Die Verteidigung spricht hingegen von einem politischen Schauprozess, in dem die russisch-orthodoxe Kirche als Mittel zum Zweck genutzt werde. Ein Sicherheitsmann der Kathedrale sagte als einer von neun Nebenklägern aus, er habe wegen psychischen Stresses zwei Monate nicht arbeiten können. Er hege jedoch keinen Groll gegen die Frauen und sei bereit zu vergeben. Als «satanischen Veitstanz» kritisierten Kirchenmitarbeiter den Auftritt, der heilige Traditionen verletzt habe. Ein Messdiener wies die Entschuldigung der Angeklagten als «oberflächlich» und «blasphemisch» zurück.
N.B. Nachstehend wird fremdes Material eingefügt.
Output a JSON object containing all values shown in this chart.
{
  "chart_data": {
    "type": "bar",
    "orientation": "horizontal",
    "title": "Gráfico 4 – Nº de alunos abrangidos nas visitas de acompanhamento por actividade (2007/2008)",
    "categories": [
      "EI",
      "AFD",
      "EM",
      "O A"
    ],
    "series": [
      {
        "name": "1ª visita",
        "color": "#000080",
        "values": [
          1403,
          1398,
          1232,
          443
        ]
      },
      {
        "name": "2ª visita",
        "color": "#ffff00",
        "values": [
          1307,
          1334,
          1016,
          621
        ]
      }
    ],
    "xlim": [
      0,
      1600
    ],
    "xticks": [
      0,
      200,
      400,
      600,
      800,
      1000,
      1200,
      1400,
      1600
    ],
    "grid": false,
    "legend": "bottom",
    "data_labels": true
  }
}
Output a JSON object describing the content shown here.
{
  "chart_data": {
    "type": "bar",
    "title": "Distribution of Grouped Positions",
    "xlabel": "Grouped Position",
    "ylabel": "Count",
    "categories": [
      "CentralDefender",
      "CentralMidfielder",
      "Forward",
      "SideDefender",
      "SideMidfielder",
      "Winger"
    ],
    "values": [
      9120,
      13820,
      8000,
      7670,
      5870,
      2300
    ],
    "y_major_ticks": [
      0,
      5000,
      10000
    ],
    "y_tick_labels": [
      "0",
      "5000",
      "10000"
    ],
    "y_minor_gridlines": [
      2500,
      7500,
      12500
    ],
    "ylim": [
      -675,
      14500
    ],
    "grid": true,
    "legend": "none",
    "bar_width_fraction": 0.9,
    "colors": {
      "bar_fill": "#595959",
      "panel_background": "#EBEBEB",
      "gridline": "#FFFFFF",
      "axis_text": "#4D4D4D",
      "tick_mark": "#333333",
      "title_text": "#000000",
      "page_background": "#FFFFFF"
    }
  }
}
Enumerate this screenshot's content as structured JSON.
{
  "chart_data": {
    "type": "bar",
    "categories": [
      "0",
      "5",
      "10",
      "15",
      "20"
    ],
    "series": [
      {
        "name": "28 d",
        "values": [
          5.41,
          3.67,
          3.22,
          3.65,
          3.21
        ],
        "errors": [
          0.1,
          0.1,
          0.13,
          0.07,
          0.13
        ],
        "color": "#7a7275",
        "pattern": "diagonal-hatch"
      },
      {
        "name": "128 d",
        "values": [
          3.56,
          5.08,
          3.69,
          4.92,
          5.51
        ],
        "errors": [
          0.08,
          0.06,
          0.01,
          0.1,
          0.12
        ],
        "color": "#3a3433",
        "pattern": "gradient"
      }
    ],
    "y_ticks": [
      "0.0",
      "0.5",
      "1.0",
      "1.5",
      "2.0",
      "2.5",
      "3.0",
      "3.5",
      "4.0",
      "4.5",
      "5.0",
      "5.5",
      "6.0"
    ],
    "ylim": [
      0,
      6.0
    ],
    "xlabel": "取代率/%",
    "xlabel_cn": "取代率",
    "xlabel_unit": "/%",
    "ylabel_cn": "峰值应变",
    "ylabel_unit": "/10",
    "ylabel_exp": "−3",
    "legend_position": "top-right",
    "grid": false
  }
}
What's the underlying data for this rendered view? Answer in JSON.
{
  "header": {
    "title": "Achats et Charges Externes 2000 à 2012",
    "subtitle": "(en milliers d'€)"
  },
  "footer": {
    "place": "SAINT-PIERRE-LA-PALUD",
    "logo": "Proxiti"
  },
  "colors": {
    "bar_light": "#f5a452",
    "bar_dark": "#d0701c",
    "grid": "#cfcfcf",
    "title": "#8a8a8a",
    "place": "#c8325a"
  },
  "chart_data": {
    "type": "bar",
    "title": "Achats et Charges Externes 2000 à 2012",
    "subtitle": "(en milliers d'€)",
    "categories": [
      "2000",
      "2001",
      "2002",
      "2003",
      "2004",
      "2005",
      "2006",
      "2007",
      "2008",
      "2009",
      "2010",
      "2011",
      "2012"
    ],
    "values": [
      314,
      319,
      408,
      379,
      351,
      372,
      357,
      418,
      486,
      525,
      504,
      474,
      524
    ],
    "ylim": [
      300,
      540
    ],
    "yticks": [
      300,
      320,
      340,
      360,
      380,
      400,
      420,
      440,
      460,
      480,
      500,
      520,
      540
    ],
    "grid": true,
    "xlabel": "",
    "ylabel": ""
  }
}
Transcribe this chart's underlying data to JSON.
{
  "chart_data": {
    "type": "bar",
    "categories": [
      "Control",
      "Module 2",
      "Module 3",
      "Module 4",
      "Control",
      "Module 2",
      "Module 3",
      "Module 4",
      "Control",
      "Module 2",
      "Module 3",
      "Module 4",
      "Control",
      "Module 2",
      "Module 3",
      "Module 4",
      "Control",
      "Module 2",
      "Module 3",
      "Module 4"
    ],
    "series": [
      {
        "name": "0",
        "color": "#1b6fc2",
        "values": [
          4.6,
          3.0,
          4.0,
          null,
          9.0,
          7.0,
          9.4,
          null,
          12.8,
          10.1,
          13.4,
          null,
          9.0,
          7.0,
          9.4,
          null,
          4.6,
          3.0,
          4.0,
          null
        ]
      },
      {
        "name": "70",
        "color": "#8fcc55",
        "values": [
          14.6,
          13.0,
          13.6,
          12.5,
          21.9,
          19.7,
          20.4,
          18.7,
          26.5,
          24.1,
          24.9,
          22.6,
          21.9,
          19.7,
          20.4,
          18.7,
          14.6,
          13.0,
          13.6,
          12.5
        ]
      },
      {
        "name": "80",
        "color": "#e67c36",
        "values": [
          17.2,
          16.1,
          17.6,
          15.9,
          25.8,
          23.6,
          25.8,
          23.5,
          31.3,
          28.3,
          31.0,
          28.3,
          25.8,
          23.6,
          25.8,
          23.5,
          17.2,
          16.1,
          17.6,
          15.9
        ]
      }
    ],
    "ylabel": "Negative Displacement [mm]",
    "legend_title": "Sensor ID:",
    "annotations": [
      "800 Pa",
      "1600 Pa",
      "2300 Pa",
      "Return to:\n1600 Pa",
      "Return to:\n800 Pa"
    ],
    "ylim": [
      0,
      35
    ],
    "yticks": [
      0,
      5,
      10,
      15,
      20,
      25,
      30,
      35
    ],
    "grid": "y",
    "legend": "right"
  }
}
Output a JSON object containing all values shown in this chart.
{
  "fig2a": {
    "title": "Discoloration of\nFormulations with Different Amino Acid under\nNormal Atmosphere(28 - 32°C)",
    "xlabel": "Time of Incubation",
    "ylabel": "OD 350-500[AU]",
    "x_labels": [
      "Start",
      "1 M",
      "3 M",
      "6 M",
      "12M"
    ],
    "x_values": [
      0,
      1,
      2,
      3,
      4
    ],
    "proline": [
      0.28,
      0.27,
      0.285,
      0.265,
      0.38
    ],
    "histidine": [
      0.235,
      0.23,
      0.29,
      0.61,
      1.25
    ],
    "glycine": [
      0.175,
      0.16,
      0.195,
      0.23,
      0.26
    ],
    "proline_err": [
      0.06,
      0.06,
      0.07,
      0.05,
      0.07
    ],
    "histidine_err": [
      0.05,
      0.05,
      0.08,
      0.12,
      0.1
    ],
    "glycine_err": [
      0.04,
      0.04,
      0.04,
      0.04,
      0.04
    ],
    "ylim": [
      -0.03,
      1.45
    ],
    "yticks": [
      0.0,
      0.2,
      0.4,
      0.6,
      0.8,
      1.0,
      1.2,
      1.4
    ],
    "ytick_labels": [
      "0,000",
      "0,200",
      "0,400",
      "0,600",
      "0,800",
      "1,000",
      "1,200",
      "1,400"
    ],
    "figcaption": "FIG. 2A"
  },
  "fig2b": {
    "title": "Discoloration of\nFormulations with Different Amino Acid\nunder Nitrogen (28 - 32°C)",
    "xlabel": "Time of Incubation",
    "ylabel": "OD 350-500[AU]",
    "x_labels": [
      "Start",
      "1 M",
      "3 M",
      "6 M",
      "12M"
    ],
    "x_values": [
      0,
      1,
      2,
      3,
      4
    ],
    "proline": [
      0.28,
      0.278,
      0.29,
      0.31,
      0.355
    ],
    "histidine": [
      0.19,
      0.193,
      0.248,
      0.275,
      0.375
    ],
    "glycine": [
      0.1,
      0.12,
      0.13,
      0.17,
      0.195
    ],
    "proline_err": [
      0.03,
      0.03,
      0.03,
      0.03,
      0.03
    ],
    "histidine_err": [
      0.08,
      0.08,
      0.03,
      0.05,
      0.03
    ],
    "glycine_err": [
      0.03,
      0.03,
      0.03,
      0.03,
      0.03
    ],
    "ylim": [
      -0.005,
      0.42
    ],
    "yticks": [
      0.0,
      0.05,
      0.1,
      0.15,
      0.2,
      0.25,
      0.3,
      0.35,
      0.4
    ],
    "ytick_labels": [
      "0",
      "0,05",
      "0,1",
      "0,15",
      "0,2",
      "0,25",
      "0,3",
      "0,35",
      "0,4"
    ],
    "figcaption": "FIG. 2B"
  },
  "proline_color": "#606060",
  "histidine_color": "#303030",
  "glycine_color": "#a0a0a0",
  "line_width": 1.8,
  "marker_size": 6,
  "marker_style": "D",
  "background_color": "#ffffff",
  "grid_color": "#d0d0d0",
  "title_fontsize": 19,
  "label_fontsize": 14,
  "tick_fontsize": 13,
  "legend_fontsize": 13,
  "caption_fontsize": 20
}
Die Anklage stützt sich vor allem auf die Nebenkläger, um zu beweisen, dass Pussy Riot vorsätzlich und nachhaltig die Gefühle der Gläubigen beleidigt hat.

Bei einer Vernehmung ordnete die Ermittlungsbehörde an, dass Nawalny seinen Wohnort nicht ohne polizeiliche Genehmigung verlassen dürfe. Der Anwalt nannte die Anklage gegen sich «absurd». Die Opposition wirft der Justiz vor, Andersdenkende politisch kaltstellen zu wollen. Die Grande Dame der russischen Bürgerrechtsbewegung, die 85 Jahre alte Ljudmila Alexejewa, nannte das Vorgehen einen «Angriff auf die gesamte Opposition».

Der Grünen-Europaparlamentarier Werner Schulz kritisierte die Anklage gegen Nawalny scharf. «Verfahren gegen zahlreiche Demonstranten und die Punkband Pussy Riot oder die Eilgesetzgebung gegen die Zivilgesellschaft sollen die Opposition mundtot machen», teilte Schulz mit.

In den Metropolen Moskau und St. Petersburg nahm die Polizei mindestens 35 Kremlkritiker fest, die bei nicht genehmigten Kundgebungen gegen Putin demonstrieren wollten. Darunter war auch der Autor und Gründer der Nationalbolschewistischen Partei Eduard Limonow, wie Interfax meldete.